The biggest pitfall, in Dr. Gullapalli’s view, is automation bias, which he says is “being deferential to these algorithms and models to the point of ignoring your own training, instinct, and knowledge.”
“Large language models are not a substitute for human thought and judgment, especially in the medical context,” he says.
In their article, they point to the pitfalls that are most important to clinical pathology. One is that generative language models often struggle with numerical operations and comparisons, they write, “which may impair the reliability of assessing trends and shifts in laboratory values in CP.” Another is that the models may hallucinate details in a clinical interpretation such as patient comorbidities, which would not only compromise the integrity of the interpretation but also force pathologists to check every cited comorbidity.
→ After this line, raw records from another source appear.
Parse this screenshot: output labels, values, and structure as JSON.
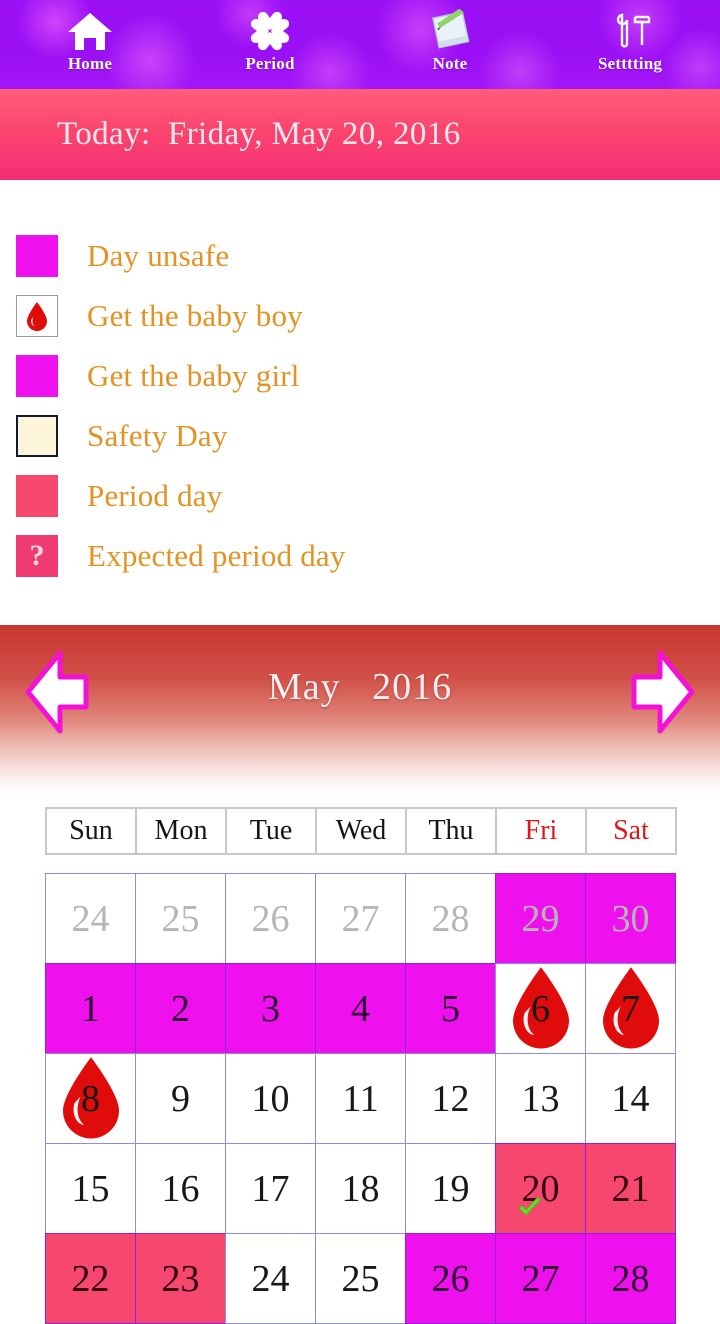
{
  "nav": {
    "items": [
      {
        "label": "Home",
        "icon": "home-icon"
      },
      {
        "label": "Period",
        "icon": "flower-heart-icon"
      },
      {
        "label": "Note",
        "icon": "note-pen-icon"
      },
      {
        "label": "Setttting",
        "icon": "tools-icon"
      }
    ]
  },
  "today_bar": {
    "text": "Today:  Friday, May 20, 2016",
    "label": "Today:",
    "date": "Friday, May 20, 2016"
  },
  "legend": {
    "items": [
      {
        "label": "Day unsafe",
        "swatch": "magenta",
        "icon": ""
      },
      {
        "label": "Get the baby boy",
        "swatch": "white",
        "icon": "blood-drop-icon"
      },
      {
        "label": "Get the baby girl",
        "swatch": "magenta",
        "icon": ""
      },
      {
        "label": "Safety Day",
        "swatch": "cream",
        "icon": ""
      },
      {
        "label": "Period day",
        "swatch": "pink",
        "icon": ""
      },
      {
        "label": "Expected period day",
        "swatch": "qpink",
        "icon": "question-mark"
      }
    ]
  },
  "month_nav": {
    "title": "May   2016",
    "month": "May",
    "year": "2016",
    "prev_label": "prev-month",
    "next_label": "next-month"
  },
  "calendar": {
    "weekdays": [
      {
        "label": "Sun",
        "weekend": false
      },
      {
        "label": "Mon",
        "weekend": false
      },
      {
        "label": "Tue",
        "weekend": false
      },
      {
        "label": "Wed",
        "weekend": false
      },
      {
        "label": "Thu",
        "weekend": false
      },
      {
        "label": "Fri",
        "weekend": true
      },
      {
        "label": "Sat",
        "weekend": true
      }
    ],
    "rows": [
      [
        {
          "day": "24",
          "state": "other"
        },
        {
          "day": "25",
          "state": "other"
        },
        {
          "day": "26",
          "state": "other"
        },
        {
          "day": "27",
          "state": "other"
        },
        {
          "day": "28",
          "state": "other"
        },
        {
          "day": "29",
          "state": "other unsafe"
        },
        {
          "day": "30",
          "state": "other unsafe"
        }
      ],
      [
        {
          "day": "1",
          "state": "unsafe"
        },
        {
          "day": "2",
          "state": "unsafe"
        },
        {
          "day": "3",
          "state": "unsafe"
        },
        {
          "day": "4",
          "state": "unsafe"
        },
        {
          "day": "5",
          "state": "unsafe"
        },
        {
          "day": "6",
          "state": "safe",
          "drop": true
        },
        {
          "day": "7",
          "state": "safe",
          "drop": true
        }
      ],
      [
        {
          "day": "8",
          "state": "safe",
          "drop": true
        },
        {
          "day": "9",
          "state": "safe"
        },
        {
          "day": "10",
          "state": "safe"
        },
        {
          "day": "11",
          "state": "safe"
        },
        {
          "day": "12",
          "state": "safe"
        },
        {
          "day": "13",
          "state": "safe"
        },
        {
          "day": "14",
          "state": "safe"
        }
      ],
      [
        {
          "day": "15",
          "state": "safe"
        },
        {
          "day": "16",
          "state": "safe"
        },
        {
          "day": "17",
          "state": "safe"
        },
        {
          "day": "18",
          "state": "safe"
        },
        {
          "day": "19",
          "state": "safe"
        },
        {
          "day": "20",
          "state": "period",
          "today": true
        },
        {
          "day": "21",
          "state": "period"
        }
      ],
      [
        {
          "day": "22",
          "state": "period"
        },
        {
          "day": "23",
          "state": "period"
        },
        {
          "day": "24",
          "state": "safe"
        },
        {
          "day": "25",
          "state": "safe"
        },
        {
          "day": "26",
          "state": "unsafe"
        },
        {
          "day": "27",
          "state": "unsafe"
        },
        {
          "day": "28",
          "state": "unsafe"
        }
      ]
    ]
  },
  "colors": {
    "nav_purple": "#9b11f5",
    "today_pink": "#fb476e",
    "legend_text": "#e49224",
    "unsafe_magenta": "#ee11ee",
    "period_pink": "#f6476f",
    "safety_cream": "#fdf6da",
    "grid_border": "#8d8de0",
    "weekend_red": "#e01717",
    "drop_red": "#e00b0b",
    "check_green": "#6ddb2a"
  }
}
If generative AI doesn’t achieve a performance level that allows it to operate largely unsupervised, the authors write, “clinical pathologist activities may just shift, being responsible for many more model supervision and output verification tasks in exchange for any decrease in interpretive thought work.”
While these and other risks exist, generative AI’s future is “exciting and incredibly bright,” they write, “as we are witnessing the beginnings of scalable and programmable cognitive work.” And clinical pathology is “well positioned to become the core ‘copilot’ within the health care workflow at large.”
Dr. McCaffrey envisions a future in which pathology is considered more of a cognitive utility rather than a service. “Like electricity, we infuse the EHR everywhere and therefore we’re asked to infer things more often. But maybe we rethink the model of value so that we have to be more of an infrastructural part of the hospital and the EHR, not just doing the data but generating some level of opining about the data.”
He thinks of lab testing for primary care, “where you’re catching that subtle anemia that will become indicative of a colon mass no one caught yet. This is a gap we’re uniquely suited to fill.
“We sit on the data channels,” he says, “and we have always been a cognitive utility, even before AI.”
Anne Paxton is a writer and attorney in Seattle.